フラグシップと同じ「Kirin 980」搭載でミッドハイ価格の「HONOR View 20」

また、5G対応も順調だ。

モバイルWi-Fiルーターに強みを持つファーウェイは、MWC19でも5G対応ルーターを多く出展していた。日本ではまだ周波数の割り当てが終わっていないものの、国内大手キャリアは2019年内にもプレサービスを始める動きがある。
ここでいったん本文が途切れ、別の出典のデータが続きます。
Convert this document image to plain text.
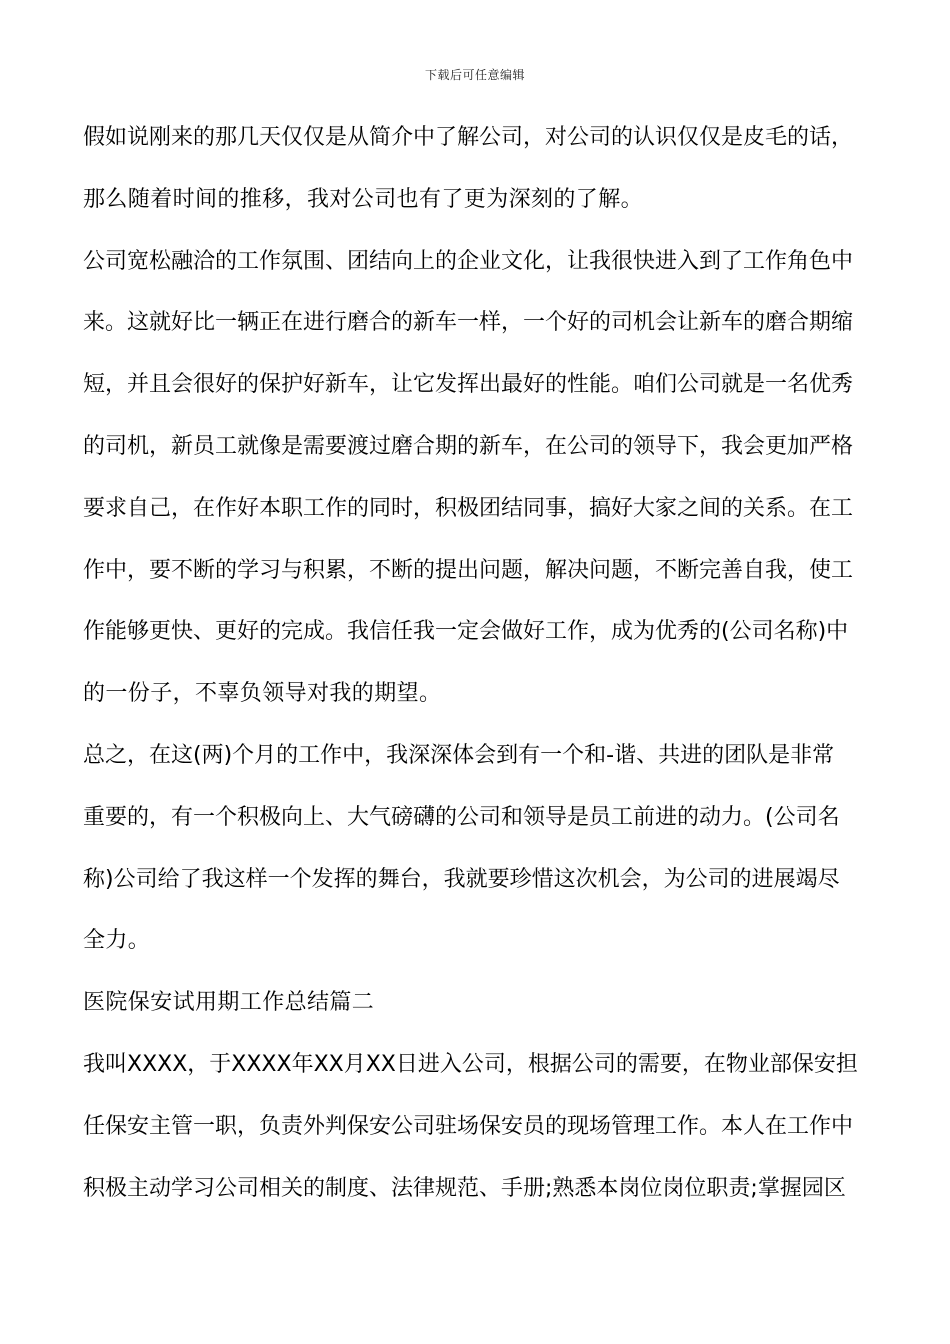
下载后可任意编辑
假如说刚来的那几天仅仅是从简介中了解公司，对公司的认识仅仅是皮毛的话，
那么随着时间的推移，我对公司也有了更为深刻的了解。
公司宽松融洽的工作氛围、团结向上的企业文化，让我很快进入到了工作角色中
来。这就好比一辆正在进行磨合的新车一样，一个好的司机会让新车的磨合期缩
短，并且会很好的保护好新车，让它发挥出最好的性能。咱们公司就是一名优秀
的司机，新员工就像是需要渡过磨合期的新车，在公司的领导下，我会更加严格
要求自己，在作好本职工作的同时，积极团结同事，搞好大家之间的关系。在工
作中，要不断的学习与积累，不断的提出问题，解决问题，不断完善自我，使工
作能够更快、更好的完成。我信任我一定会做好工作，成为优秀的(公司名称)中
的一份子，不辜负领导对我的期望。
总之，在这(两)个月的工作中，我深深体会到有一个和-谐、共进的团队是非常
重要的，有一个积极向上、大气磅礴的公司和领导是员工前进的动力。(公司名
称)公司给了我这样一个发挥的舞台，我就要珍惜这次机会，为公司的进展竭尽
全力。
医院保安试用期工作总结篇二
我叫XXXX，于XXXX年XX月XX日进入公司，根据公司的需要，在物业部保安担
任保安主管一职，负责外判保安公司驻场保安员的现场管理工作。本人在工作中
积极主动学习公司相关的制度、法律规范、手册;熟悉本岗位岗位职责;掌握园区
5Gスマホが普及するまでの間、5Gルーターの需要は高まる可能性がある。

5G対応のモバイルWi-Fiルーターも出展していた

ミッドレンジ市場の拡大を狙って、今年はシャープやサムスン以外にも、ソニーモバイルの参入も予想されている。

この価格帯が激戦区になることは間違いないが、ファーウェイはその中で高コスパの製品ラインアップや、国内での地道な販促活動やブランドメッセージの打ち出しによって対抗していく構えだ。